The Commonwealth Treasury has released an Exposure Draft of the Treasury Laws Amendment (2017 Measures No. 9) Bill which proposes a new goods and services tax (GST) withholding regime for new residential premises or new subdivisions of potential residential land as announced in the 2017-2018 Federal Budget.
The new GST regime forms part of a suite reforms introduced by the Government which aim to improve the integrity of the GST system with respect to property transactions, in particular by addressing tax avoidance phoenixing arrangements, where property developers collect GST from purchasers but dissolve their company to avoid paying it to the ATO.
Under the proposed new regime, which will apply to contracts entered into after 1 July 2018, purchasers of new residential premises or new subdivisions of potential residential land (which are taxable supplies) are required to withhold and remit GST directly to the Australian Taxation Office (ATO) as part of settlement.
The proposed regime will not apply to contracts entered into before 1 July 2018 provided the contract settles by 1 July 2020. If the contract settles on or after 1 July 2020, the new regime will apply regardless of the contract date.
If passed in its current form, all purchasers (subject to limited exceptions) of new residential premises or new subdivisions of potential residential land must withhold 1/11th of the adjusted purchase price as GST and remit it directly to the ATO on or before settlement. Purchasers must notify the ATO if they have a withholding obligation and notify the ATO again when payment has been made. Where the purchase price is paid by instalments, the obligation to withhold and remit to the full amount of GST to ATO is triggered by the first instalment payment (other than the deposit). Purchasers who fail to remit the GST to the ATO may be liable for a penalty.
The draft bill requires Vendor’s to give written notice of certain matters, including the obligation to withhold GST, the amount and other vendor details, to the purchaser no later than 14 days before settlement.
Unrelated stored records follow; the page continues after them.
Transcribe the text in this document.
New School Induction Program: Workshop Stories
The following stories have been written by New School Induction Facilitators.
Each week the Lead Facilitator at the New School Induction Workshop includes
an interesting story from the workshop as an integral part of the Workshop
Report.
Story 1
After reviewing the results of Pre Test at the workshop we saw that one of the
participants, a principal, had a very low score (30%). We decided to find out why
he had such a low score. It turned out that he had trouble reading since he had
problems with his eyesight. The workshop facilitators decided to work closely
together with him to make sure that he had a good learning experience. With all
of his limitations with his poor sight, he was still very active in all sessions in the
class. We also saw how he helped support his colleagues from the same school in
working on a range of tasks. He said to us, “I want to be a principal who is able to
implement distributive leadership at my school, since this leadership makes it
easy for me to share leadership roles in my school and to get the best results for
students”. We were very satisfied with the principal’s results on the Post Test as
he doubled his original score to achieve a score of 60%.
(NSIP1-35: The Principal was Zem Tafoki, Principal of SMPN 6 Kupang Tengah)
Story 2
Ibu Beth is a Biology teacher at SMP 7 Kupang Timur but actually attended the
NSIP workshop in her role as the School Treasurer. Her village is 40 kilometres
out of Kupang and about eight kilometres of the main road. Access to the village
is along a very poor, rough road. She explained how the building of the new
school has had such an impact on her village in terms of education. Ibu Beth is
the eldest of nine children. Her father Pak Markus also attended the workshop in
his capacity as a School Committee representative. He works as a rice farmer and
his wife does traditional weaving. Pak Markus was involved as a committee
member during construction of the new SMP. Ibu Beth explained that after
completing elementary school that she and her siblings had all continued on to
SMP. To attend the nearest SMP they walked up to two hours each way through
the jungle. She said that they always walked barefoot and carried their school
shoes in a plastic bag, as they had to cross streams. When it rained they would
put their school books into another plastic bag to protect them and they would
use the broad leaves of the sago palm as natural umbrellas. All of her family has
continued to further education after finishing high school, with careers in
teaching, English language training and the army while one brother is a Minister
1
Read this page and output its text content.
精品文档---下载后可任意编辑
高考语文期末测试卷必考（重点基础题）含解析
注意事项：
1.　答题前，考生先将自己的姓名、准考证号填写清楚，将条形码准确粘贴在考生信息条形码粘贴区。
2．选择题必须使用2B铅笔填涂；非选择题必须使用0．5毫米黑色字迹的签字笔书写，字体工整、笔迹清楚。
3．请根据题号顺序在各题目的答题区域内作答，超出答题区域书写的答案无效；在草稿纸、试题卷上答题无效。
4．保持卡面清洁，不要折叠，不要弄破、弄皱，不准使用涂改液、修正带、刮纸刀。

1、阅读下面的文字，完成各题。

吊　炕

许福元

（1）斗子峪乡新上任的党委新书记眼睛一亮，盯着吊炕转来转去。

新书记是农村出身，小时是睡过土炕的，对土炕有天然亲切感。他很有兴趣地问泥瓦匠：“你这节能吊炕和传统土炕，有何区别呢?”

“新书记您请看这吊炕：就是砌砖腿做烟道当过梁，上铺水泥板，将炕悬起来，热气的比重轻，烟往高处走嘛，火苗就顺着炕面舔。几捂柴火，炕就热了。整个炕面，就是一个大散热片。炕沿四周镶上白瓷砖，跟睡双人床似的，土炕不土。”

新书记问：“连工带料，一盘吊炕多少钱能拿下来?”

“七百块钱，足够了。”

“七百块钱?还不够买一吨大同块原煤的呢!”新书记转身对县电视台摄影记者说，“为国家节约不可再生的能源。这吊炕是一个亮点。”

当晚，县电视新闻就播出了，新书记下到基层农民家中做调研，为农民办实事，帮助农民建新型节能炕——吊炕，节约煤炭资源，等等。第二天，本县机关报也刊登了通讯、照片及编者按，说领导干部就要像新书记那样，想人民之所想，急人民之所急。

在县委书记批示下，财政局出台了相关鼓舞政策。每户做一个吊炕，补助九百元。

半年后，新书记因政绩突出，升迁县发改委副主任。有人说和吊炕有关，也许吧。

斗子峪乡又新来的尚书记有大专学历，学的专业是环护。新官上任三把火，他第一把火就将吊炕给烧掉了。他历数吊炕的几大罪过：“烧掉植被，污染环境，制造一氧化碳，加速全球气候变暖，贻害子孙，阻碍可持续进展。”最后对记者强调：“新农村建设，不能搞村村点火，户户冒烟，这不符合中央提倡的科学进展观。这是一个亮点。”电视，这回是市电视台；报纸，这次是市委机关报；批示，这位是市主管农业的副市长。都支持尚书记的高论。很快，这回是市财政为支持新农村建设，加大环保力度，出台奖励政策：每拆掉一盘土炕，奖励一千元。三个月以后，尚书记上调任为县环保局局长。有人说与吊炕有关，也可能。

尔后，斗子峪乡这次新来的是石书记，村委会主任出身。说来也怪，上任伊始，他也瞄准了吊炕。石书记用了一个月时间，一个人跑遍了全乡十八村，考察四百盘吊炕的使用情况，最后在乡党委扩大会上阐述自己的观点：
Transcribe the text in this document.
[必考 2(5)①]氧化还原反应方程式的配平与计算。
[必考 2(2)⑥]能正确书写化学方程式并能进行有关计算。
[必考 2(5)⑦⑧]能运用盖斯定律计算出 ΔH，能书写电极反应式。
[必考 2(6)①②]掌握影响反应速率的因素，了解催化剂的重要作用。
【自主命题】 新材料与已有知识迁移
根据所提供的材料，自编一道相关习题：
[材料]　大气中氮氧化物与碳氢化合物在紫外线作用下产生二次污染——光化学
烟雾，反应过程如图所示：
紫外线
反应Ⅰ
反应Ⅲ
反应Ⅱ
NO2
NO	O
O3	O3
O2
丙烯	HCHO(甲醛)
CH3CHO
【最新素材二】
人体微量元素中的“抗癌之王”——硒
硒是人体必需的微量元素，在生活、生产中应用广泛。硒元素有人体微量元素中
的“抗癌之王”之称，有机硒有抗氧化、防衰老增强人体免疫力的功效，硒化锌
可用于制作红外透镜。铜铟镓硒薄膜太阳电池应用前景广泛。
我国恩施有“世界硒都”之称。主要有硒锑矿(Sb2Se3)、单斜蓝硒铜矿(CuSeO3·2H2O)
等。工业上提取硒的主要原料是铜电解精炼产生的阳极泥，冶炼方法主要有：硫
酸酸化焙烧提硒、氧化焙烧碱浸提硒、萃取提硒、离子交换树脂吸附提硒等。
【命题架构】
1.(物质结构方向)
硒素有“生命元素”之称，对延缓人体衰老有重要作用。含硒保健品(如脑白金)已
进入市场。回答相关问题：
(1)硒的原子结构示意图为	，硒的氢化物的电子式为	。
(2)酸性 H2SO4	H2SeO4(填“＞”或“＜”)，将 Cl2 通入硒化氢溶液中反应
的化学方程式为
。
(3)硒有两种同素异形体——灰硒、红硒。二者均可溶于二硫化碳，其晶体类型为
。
A vendor’s obligation to give notice applies to all taxable supplies of residential premises or subdivisions, not just new premises and subdivisions. A failure to provide the required notice is an offence of strict liability which attracts a penalty of up to $21,000. An administrative penalty of up to $21,000 may also be imposed.
To alleviate some of the cash flow implications for vendors those that account for GST quarterly will be able apply for a refund where the margin scheme applied to the sale or where the GST payment was made in error. In its current form, the bill does not extend this refund mechanism to vendors who account monthly.
Public consultation on the draft bill closed on 20 November 2017. At the time of writing the bill is yet to be introduced to Federal Parliament.